Stanley M. Ng Mr sat on the District 20 CEC Community Education Council, CCHS Citywide Council for High Schools. He is affiliated with UA3, COPO, and was previously a computer programmer. His top three issues are public safety, education choice, school funding and food and housing affordability. He was previously a computer programmer. 

 

Susan Zhuang

Here’s where Susan Zhuang stands on the issues, according to nycvotes.org and her campaign website

 

CRIME

“We must make our city safer. We need to partner with local anti-violence groups to get the guns off our streets, address the mental health crisis, create tougher penalties to stop hate crimes and bias attacks, and support law and enforcement.”

 

INFLATION

“We need to hold companies and utilities accountable for price gouging and ensure they are not taking advantage of consumers. We must also rein in inflation that harms working families the most.”

 

AFFORDABLE HOUSING AND HOMELESSNESS

“The affordability crisis is impacting everyone. It’s not only low-income families that are struggling to make rent, but middle-income households like firefighters and teachers as well.
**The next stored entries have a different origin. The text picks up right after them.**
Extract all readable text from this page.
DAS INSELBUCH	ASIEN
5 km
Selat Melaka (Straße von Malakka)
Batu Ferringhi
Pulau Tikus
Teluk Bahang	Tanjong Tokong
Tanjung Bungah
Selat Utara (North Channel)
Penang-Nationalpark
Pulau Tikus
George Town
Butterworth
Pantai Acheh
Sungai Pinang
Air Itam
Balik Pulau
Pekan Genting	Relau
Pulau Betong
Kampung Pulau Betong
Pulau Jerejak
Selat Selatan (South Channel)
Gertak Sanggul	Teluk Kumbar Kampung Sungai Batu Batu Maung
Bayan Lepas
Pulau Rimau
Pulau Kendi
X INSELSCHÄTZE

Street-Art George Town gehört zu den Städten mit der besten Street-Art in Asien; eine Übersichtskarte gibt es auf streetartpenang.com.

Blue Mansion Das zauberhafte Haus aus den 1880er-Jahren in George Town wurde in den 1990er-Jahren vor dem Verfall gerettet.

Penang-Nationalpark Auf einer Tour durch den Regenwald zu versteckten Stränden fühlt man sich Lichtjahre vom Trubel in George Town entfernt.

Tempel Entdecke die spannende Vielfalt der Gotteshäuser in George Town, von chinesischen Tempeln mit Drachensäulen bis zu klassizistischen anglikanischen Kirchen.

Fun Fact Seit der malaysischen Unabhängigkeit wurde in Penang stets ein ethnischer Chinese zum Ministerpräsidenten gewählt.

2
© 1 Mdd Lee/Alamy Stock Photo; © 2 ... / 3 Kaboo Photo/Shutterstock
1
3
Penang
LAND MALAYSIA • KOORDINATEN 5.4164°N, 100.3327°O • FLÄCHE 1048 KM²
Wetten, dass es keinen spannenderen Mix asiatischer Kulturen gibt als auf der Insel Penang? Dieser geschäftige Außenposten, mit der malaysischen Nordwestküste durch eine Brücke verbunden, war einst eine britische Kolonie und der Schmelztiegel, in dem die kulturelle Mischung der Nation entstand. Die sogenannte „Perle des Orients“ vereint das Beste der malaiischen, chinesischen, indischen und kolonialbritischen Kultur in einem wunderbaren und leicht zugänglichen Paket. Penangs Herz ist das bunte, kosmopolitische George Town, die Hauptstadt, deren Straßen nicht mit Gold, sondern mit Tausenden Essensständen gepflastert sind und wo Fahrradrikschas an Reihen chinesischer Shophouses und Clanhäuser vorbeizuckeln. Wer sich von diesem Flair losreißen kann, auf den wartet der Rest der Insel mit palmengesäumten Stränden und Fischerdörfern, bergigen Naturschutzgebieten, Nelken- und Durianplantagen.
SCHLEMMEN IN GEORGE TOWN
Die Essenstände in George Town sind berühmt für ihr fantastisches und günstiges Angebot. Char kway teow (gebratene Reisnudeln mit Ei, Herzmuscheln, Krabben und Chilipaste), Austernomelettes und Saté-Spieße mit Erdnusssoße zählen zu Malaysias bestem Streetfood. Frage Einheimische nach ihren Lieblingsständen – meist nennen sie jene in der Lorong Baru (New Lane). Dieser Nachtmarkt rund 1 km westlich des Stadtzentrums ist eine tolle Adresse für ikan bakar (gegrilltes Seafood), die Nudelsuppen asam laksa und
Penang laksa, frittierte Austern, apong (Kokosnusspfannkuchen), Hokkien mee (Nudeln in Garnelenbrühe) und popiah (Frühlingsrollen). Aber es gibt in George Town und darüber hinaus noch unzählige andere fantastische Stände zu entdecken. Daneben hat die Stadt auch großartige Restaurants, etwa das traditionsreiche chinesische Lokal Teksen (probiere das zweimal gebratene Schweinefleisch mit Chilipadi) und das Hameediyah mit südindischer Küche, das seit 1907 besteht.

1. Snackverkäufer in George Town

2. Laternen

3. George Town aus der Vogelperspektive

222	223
We need to invest in creating mixed-income affordable housing across all of NYC.”

 

“The City’s approach to homelessness is just wrong. Shelters are not a solution; they are just a band-aid approach. We must create permanent, truly affordable housing citywide that provides wraparound services such as mental health and addiction resources, as well as job training.”

 

BACKGROUND & EXPERIENCE

Susan Zhuang was previously the chief of staff for New York State Assemblymember William Colton. She is a board member of the Asian American Pacific Islander Public Affairs Association, AAGG PAC, the founder of Leaders of Tomorrow, the former vice president of the Brooklyn United Progressive Democratic Club and the former vice president and founder of the Young Democrats of Southern Brooklyn Political Club.